- Two small aircraft are expected today to launch an attack against the gregarious and highly-mobile insects. Locusts have also been sighted in neighbouring Simanjiro District, Manyara Region
Arusha. The battle against swarms of desert locusts sighted in Longido District, Arusha Region is set to begin anytime soon.
Two small aircraft are expected today to launch an attack against the gregarious and highly mobile insects.
It also emerged yesterday that swarms of locusts have also been located in Simanjiro District in neighbouring Manyara Region.
Longido District Commissioner Frank Mwaisumbe said swift intervention by the government was already in gear. The minister for Agriculture, Prof Adolf Mkenda, was at the site yesterday alongside his permanent secretary Gerald Kusaya.
“The minister and his PS were here to see measures that have to be taken,” he told The Citizen on the phone.
Mr Mwaisumbe said two aircraft to be used for spraying will land today in Arusha ready for the work. One of the planes belonging to the UN Food and Agricultural Organization (FAO) will fly in from Nairobi.

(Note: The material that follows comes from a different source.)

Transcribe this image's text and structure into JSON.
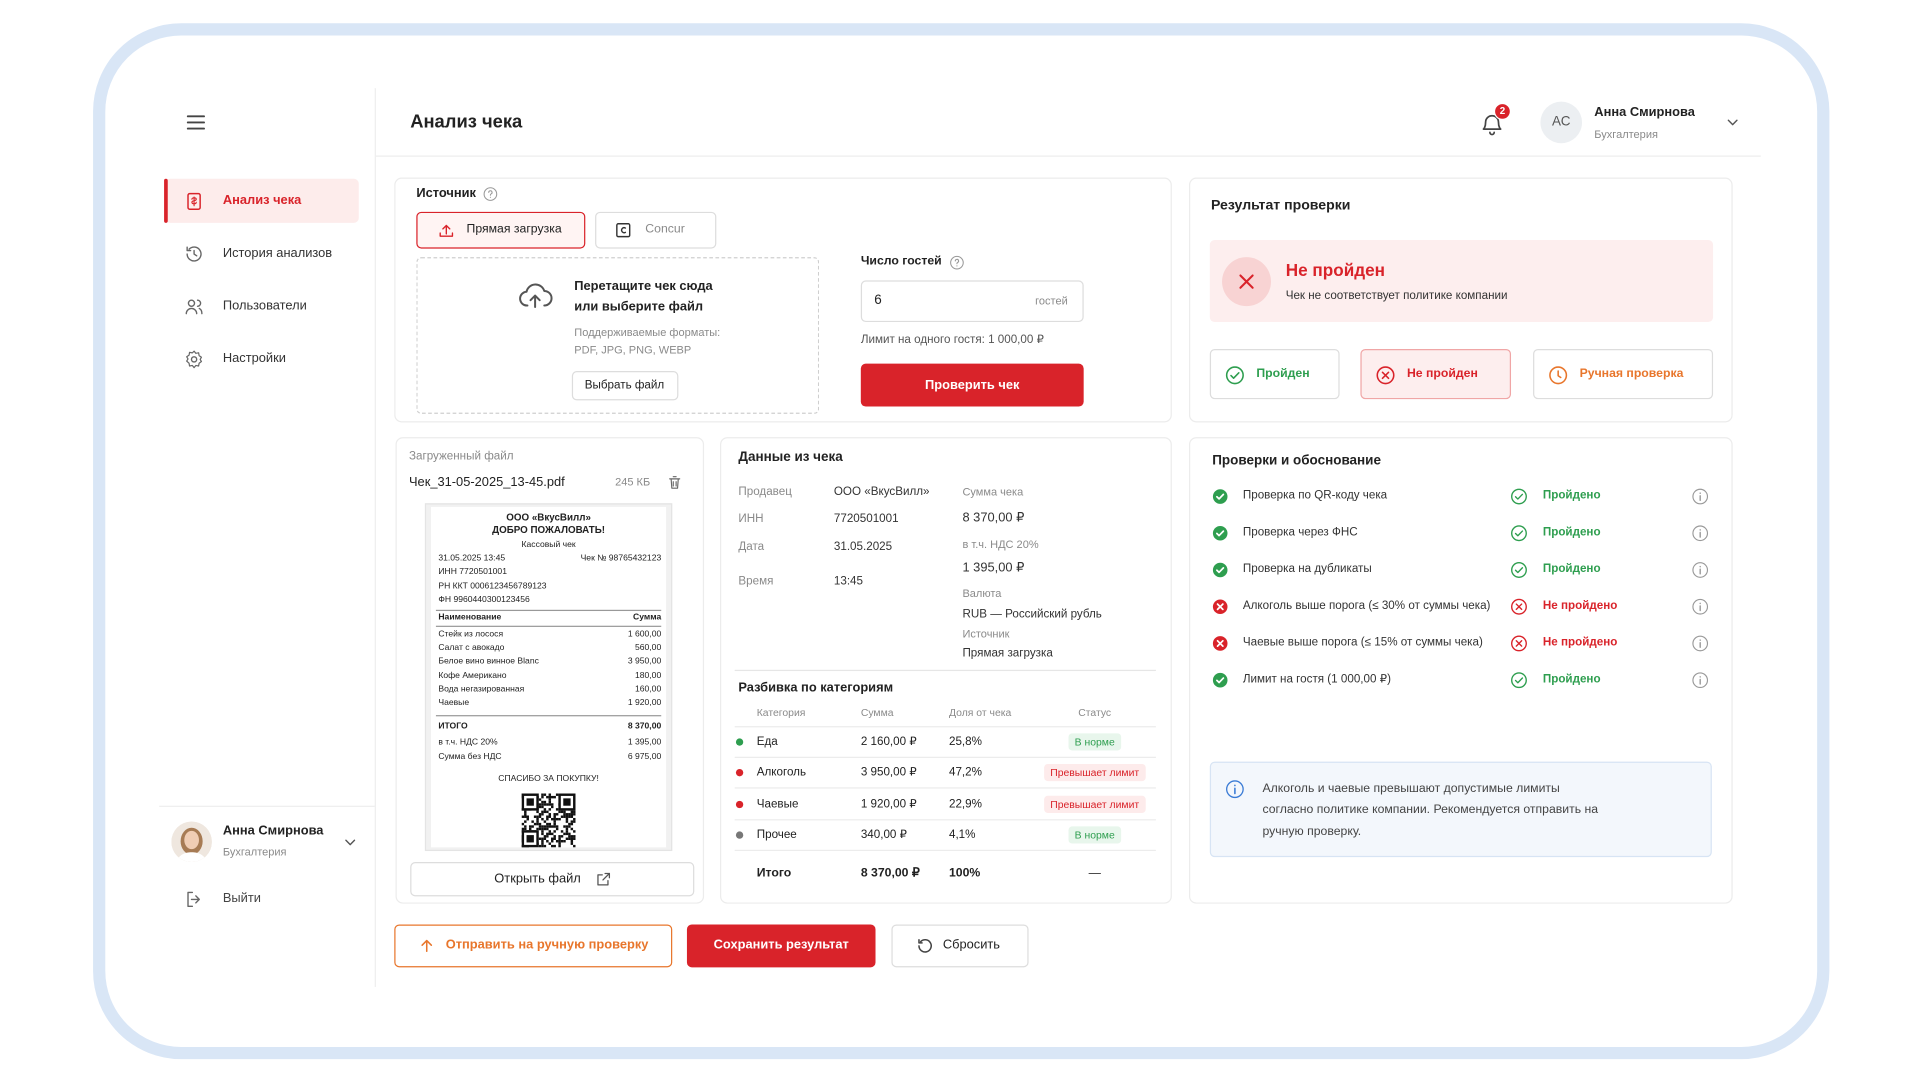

The other is a local aircraft whose pilot has been out of the country but is expected back for spraying.
Mr Mwaisume, however, played down fears the insects would cause widespread damage to crops and the vegetation. “Samples taken indicate they are still in the non-feeding pupal stage. Once destroyed the battle will be almost over,” he allayed the fears.

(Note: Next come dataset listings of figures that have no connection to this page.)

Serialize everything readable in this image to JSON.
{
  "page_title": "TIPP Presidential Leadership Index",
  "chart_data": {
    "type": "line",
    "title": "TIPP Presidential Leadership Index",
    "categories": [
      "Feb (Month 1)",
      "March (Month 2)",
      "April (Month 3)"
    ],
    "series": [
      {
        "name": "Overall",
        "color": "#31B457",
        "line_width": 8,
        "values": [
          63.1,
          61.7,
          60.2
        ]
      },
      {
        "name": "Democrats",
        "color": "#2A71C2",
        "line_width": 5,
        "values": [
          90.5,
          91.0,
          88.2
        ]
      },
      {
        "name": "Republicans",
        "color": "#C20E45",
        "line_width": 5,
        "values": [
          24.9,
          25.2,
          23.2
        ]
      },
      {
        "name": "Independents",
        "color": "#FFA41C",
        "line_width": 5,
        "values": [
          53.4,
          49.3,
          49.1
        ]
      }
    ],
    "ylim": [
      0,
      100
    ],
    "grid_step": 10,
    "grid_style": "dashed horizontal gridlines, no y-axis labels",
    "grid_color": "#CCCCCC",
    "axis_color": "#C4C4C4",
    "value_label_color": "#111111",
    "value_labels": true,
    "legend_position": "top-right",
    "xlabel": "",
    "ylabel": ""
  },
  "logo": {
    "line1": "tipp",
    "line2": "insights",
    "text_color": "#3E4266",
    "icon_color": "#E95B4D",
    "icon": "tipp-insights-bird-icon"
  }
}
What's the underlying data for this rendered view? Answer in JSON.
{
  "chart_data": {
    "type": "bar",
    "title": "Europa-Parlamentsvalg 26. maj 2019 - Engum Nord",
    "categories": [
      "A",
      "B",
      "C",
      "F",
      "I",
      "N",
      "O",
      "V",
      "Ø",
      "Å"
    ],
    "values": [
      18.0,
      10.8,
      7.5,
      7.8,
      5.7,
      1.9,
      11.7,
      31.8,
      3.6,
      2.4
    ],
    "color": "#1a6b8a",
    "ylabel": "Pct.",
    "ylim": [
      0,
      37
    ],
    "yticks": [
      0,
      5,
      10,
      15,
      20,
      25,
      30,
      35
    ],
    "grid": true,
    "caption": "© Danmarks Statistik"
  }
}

He hinted that with two planes spraying would only take about three to four days. He noted, however, that that would depend on assessment by experts from the ministry of Agriculture.

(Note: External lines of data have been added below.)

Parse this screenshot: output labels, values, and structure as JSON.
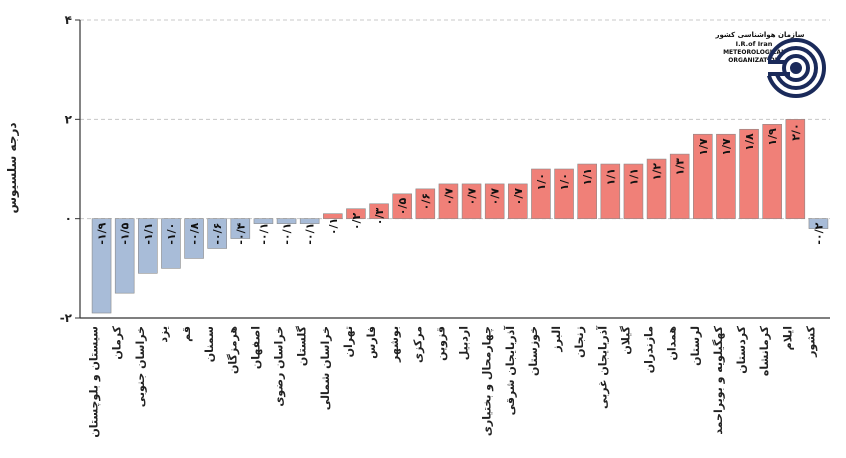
{
  "chart_data": {
    "type": "bar",
    "ylabel": "درجه سلسیوس",
    "ylim": [
      -2,
      4
    ],
    "yticks": [
      -2,
      0,
      2,
      4
    ],
    "ytick_labels": [
      "-۲",
      "۰",
      "۲",
      "۴"
    ],
    "grid": true,
    "colors": {
      "positive": "#f08078",
      "negative": "#a8bcd8",
      "bar_edge": "#8a8a8a",
      "axis": "#333333",
      "grid": "#c8c8c8"
    },
    "categories": [
      "سیستان و بلوچستان",
      "کرمان",
      "خراسان جنوبی",
      "یزد",
      "قم",
      "سمنان",
      "هرمزگان",
      "اصفهان",
      "خراسان رضوی",
      "گلستان",
      "خراسان شمالی",
      "تهران",
      "فارس",
      "بوشهر",
      "مرکزی",
      "قزوین",
      "اردبیل",
      "چهارمحال و بختیاری",
      "آذربایجان شرقی",
      "خوزستان",
      "البرز",
      "زنجان",
      "آذربایجان غربی",
      "گیلان",
      "مازندران",
      "همدان",
      "لرستان",
      "کهگیلویه و بویراحمد",
      "کردستان",
      "کرمانشاه",
      "ایلام",
      "کشور"
    ],
    "values": [
      -1.9,
      -1.5,
      -1.1,
      -1.0,
      -0.8,
      -0.6,
      -0.4,
      -0.1,
      -0.1,
      -0.1,
      0.1,
      0.2,
      0.3,
      0.5,
      0.6,
      0.7,
      0.7,
      0.7,
      0.7,
      1.0,
      1.0,
      1.1,
      1.1,
      1.1,
      1.2,
      1.3,
      1.7,
      1.7,
      1.8,
      1.9,
      2.0,
      -0.2
    ],
    "value_labels": [
      "-۱/۹",
      "-۱/۵",
      "-۱/۱",
      "-۱/۰",
      "-۰/۸",
      "-۰/۶",
      "-۰/۴",
      "-۰/۱",
      "-۰/۱",
      "-۰/۱",
      "۰/۱",
      "۰/۲",
      "۰/۳",
      "۰/۵",
      "۰/۶",
      "۰/۷",
      "۰/۷",
      "۰/۷",
      "۰/۷",
      "۱/۰",
      "۱/۰",
      "۱/۱",
      "۱/۱",
      "۱/۱",
      "۱/۲",
      "۱/۳",
      "۱/۷",
      "۱/۷",
      "۱/۸",
      "۱/۹",
      "۲/۰",
      "-۰/۲"
    ]
  },
  "logo": {
    "title_fa": "سازمان هواشناسی کشور",
    "line1": "I.R.of Iran",
    "line2": "METEOROLOGICAL",
    "line3": "ORGANIZATION",
    "color": "#1a2a5a"
  }
}
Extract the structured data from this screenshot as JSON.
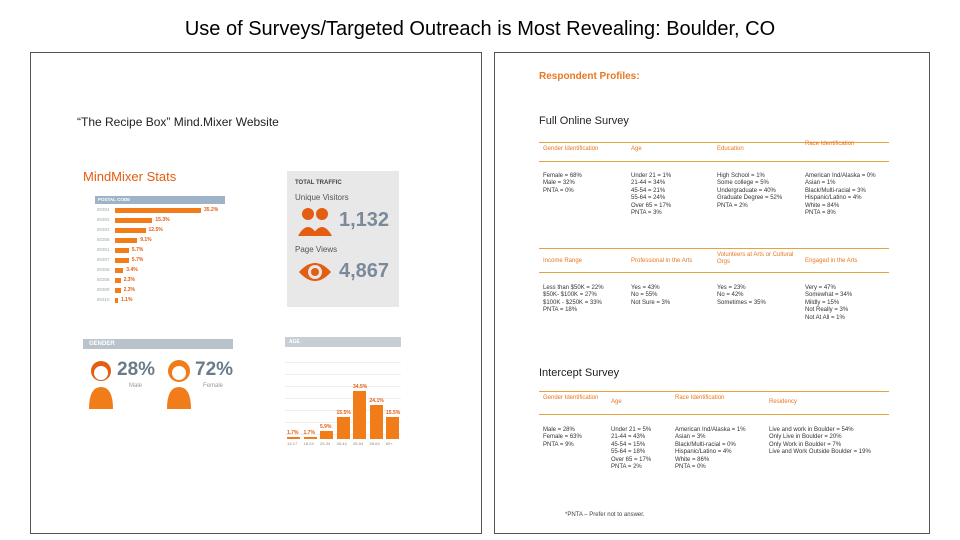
{
  "slide": {
    "title": "Use of Surveys/Targeted Outreach is Most Revealing:   Boulder, CO"
  },
  "left": {
    "website_title": "“The Recipe Box” Mind.Mixer Website",
    "stats_title": "MindMixer Stats",
    "postal_header": "POSTAL CODE",
    "postal": {
      "codes": [
        "80304",
        "80302",
        "80303",
        "80305",
        "80301",
        "80307",
        "80306",
        "80308",
        "80309",
        "80310"
      ],
      "values": [
        "35.2%",
        "15.3%",
        "12.5%",
        "9.1%",
        "5.7%",
        "5.7%",
        "3.4%",
        "2.3%",
        "2.3%",
        "1.1%"
      ],
      "pct": [
        35.2,
        15.3,
        12.5,
        9.1,
        5.7,
        5.7,
        3.4,
        2.3,
        2.3,
        1.1
      ]
    },
    "traffic": {
      "header": "TOTAL TRAFFIC",
      "unique_label": "Unique Visitors",
      "unique_value": "1,132",
      "views_label": "Page Views",
      "views_value": "4,867"
    },
    "gender": {
      "header": "GENDER",
      "male_pct": "28%",
      "male_label": "Male",
      "female_pct": "72%",
      "female_label": "Female"
    },
    "age": {
      "header": "AGE",
      "categories": [
        "13-17",
        "18-24",
        "25-34",
        "35-44",
        "45-54",
        "55-64",
        "65+"
      ],
      "values": [
        "1.7%",
        "1.7%",
        "5.9%",
        "15.5%",
        "34.5%",
        "24.1%",
        "15.5%"
      ],
      "pct": [
        1.7,
        1.7,
        5.9,
        15.5,
        34.5,
        24.1,
        15.5
      ]
    }
  },
  "right": {
    "profiles_title": "Respondent Profiles:",
    "online_title": "Full Online Survey",
    "online": {
      "headers1": [
        "Gender Identification",
        "Age",
        "Education",
        "Race Identification"
      ],
      "col_gender": [
        "Female = 68%",
        "Male = 32%",
        "PNTA = 0%"
      ],
      "col_age": [
        "Under 21 = 1%",
        "21-44 = 34%",
        "45-54 = 21%",
        "55-64 = 24%",
        "Over 65 = 17%",
        "PNTA = 3%"
      ],
      "col_education": [
        "High School = 1%",
        "Some college = 5%",
        "Undergraduate = 40%",
        "Graduate Degree = 52%",
        "PNTA = 2%"
      ],
      "col_race": [
        "American Ind/Alaska = 0%",
        "Asian = 1%",
        "Black/Multi-racial = 3%",
        "Hispanic/Latino = 4%",
        "White = 84%",
        "PNTA = 8%"
      ],
      "headers2": [
        "Income Range",
        "Professional in the Arts",
        "Volunteers at Arts or Cultural Orgs",
        "Engaged in the Arts"
      ],
      "col_income": [
        "Less than $50K = 22%",
        "$50K- $100K = 27%",
        "$100K - $250K = 33%",
        "PNTA = 18%"
      ],
      "col_prof": [
        "Yes = 43%",
        "No = 55%",
        "Not Sure = 3%"
      ],
      "col_vol": [
        "Yes = 23%",
        "No = 42%",
        "Sometimes = 35%"
      ],
      "col_engaged": [
        "Very = 47%",
        "Somewhat = 34%",
        "Mildly = 15%",
        "Not Really = 3%",
        "Not At All = 1%"
      ]
    },
    "intercept_title": "Intercept Survey",
    "intercept": {
      "headers": [
        "Gender Identification",
        "Age",
        "Race Identification",
        "Residency"
      ],
      "col_gender": [
        "Male = 28%",
        "Female = 63%",
        "PNTA = 9%"
      ],
      "col_age": [
        "Under 21 = 5%",
        "21-44 = 43%",
        "45-54 = 15%",
        "55-64 = 18%",
        "Over 65 = 17%",
        "PNTA = 2%"
      ],
      "col_race": [
        "American Ind/Alaska = 1%",
        "Asian = 3%",
        "Black/Multi-racial = 0%",
        "Hispanic/Latino = 4%",
        "White = 86%",
        "PNTA = 0%"
      ],
      "col_residency": [
        "Live and work in Boulder = 54%",
        "Only Live in Boulder = 20%",
        "Only Work in Boulder = 7%",
        "Live and Work Outside Boulder = 19%"
      ]
    },
    "footnote": "*PNTA – Prefer not to answer."
  }
}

Scores of experts from the ministry have been to Longido since Friday after reports emerged on the presence of locusts. Officials have not been categorical as to where the highly mobile insects were located but one of them is Kimokowa Village near the Namanga border town.
Speaking at Longido yesterday, the minister said locusts have also been sighted in Simanjiro District besides Longido. Prof Mkenda said experts from the Arusha-based Tropical Pesticides Research Institute (TPRI) would also be involved.
TPRI acting director general Ephraim Njau cautioned people not to eat the insects sprayed with the poisonous chemicals. In February 2020, FAO announced that desert locusts were destroying tens of thousands of hectares of crops and grazing land in north east Africa in the worst invasion in 25 years.
The UN warned that a dangerous situation is now facing the region and in particular eastern Ethiopia. Since this announcement, locusts have caused Somalia to declare a state of emergency and spread to other East African countries such as Kenya, Uganda, Tanzania, and most recently South Sudan.